Ce sentiment commun et pourtant si particulier, Loïse Dewildeman, directrice artistique de 24 ans, l'a retranscrit dans une story Instagram largement partagée. Elle témoigne après que quatre hommes l'aient harcelée en vingt minutes, sur le chemin du bureau. "Je suis une femme, et je ne peux pas marcher dans la rue. La société ne m'en donne pas le droit. Je me ruine en Uber, ça fait rire les gens - 'Ah, elle a les moyens celle-là'. Non, celle-là a peur. Et si celle-là réagit, elle risque d'être agressée, blessée. Elle en a le courage parfois, souvent quand elle n'est pas seule. Sinon, elle marche vite, clefs entre les doigts. Elle s'adapte, fait des détours. Parce que cette peur ne vient pas de nulle part, elle est réelle, partagée par toutes ces femmes qui ont déjà été harcelées dans la rue."
Elle n'a jamais pensé que le masque allait "changer quoique ce soit". De son intervention, elle observe une chose : l'absence de soutien masculin. Une (grande) partie du problème.
"J'ai été soutenue par plus d'une centaine de personnes, ça m'a fait du bien", nous détaille-t-elle. "Sur ces 100 personnes environ, il y a eu trois hommes. QUE trois hommes". La jeune femme rappelle pourtant les faits : "Le harcèlement de rue touche principalement les femmes, et les harceleurs sont principalement des hommes". Et s'insurge : "Ce n'est pas normal. Ils doivent dénoncer tout ça avec nous, on en a besoin."
Besoin de soutien, mais aussi de sororité et de libération de la parole.
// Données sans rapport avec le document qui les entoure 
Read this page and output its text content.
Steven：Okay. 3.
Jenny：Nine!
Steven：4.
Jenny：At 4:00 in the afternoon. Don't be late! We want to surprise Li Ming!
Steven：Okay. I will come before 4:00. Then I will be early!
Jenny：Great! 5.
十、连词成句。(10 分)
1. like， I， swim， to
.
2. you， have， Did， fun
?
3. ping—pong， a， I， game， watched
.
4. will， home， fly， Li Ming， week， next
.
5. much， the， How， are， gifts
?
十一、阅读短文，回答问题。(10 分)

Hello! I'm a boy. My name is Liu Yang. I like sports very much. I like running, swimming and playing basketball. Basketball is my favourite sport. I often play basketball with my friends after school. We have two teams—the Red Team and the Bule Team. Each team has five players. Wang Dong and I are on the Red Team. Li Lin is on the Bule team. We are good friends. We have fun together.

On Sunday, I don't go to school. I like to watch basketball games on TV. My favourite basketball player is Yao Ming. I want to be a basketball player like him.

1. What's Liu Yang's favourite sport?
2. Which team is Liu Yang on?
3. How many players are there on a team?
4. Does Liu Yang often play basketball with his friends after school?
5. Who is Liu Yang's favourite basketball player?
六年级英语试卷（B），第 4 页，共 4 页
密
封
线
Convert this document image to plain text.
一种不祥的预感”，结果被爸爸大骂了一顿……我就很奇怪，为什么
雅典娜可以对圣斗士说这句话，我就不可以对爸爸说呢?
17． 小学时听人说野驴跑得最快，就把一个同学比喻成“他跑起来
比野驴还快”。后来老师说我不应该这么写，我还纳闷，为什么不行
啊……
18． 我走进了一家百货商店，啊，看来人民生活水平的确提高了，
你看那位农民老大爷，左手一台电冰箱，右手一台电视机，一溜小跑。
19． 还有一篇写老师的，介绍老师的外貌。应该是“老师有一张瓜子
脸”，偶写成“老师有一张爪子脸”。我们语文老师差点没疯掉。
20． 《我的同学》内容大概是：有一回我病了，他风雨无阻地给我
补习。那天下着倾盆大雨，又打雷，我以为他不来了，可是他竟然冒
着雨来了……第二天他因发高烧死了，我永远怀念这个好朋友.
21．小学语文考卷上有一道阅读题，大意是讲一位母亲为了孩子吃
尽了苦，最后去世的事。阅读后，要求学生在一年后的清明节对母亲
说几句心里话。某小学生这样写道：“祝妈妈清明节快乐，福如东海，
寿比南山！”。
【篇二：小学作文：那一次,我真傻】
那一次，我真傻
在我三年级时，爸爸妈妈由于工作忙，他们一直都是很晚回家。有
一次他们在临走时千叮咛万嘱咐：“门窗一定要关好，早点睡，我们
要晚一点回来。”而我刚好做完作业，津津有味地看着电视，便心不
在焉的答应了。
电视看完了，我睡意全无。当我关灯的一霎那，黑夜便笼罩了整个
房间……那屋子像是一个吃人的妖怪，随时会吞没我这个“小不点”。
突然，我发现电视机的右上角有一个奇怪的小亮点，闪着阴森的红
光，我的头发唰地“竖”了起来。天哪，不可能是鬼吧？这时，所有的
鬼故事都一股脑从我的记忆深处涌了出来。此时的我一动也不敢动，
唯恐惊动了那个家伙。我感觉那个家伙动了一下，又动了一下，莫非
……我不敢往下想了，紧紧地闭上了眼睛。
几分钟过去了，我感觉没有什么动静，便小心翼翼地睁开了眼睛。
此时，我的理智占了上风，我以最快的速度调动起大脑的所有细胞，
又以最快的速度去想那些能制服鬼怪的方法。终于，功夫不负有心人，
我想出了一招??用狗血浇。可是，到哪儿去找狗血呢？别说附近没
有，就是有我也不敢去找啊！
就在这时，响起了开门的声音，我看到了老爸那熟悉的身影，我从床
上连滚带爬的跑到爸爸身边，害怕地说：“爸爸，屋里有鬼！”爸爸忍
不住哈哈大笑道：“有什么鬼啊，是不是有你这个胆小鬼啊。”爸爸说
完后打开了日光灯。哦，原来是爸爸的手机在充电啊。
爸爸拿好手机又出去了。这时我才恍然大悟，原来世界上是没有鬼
Un ingrédient essentiel à la prise de conscience actuelle, estime Aliette de Laleu. "Je pense que par rapport à ma génération, le fait d'avoir mis un mot dessus : harcèlement de rue, et d'en parler aide beaucoup", appuie-t-elle. "Quand j'étais jeune, le jour où j'en ai parlé à une amie, j'ai réalisé que ce n'était pas que moi, que c'était un problème généralisé et j'aurais aimé qu'on nous dise que ce n'était pas de notre faute, que toutes les femmes étaient touchées, que ce n'était pas acceptable et qu'on avait le droit de répondre, de ne pas se laisser faire".
Répondre reste cependant difficile pour certaines. Par crainte ou encore par sidération. La journaliste admet qu'elle aussi connaît cela. "Parfois, je suis incapable de prononcer un mot, parfois je réponds de manière virulente". Elle incite toutefois de ne pas rester muette auprès de ses proches, de ne pas hésiter à se livrer autant que possible. Des conseils que formule aussi Loïse Dewildeman, encourageant même à se servir de son téléphone sur l'instant. "J'invite toutes les femmes à témoigner, à filmer, à diffuser ce qu'elles subissent. Et si vous êtes témoin de harcèlement ou d'agression dans la rue, venez en aide à la victime, sans hésiter une seule seconde."
"Il faut que ça change", lâche-t-elle. Et le plus rapidement possible.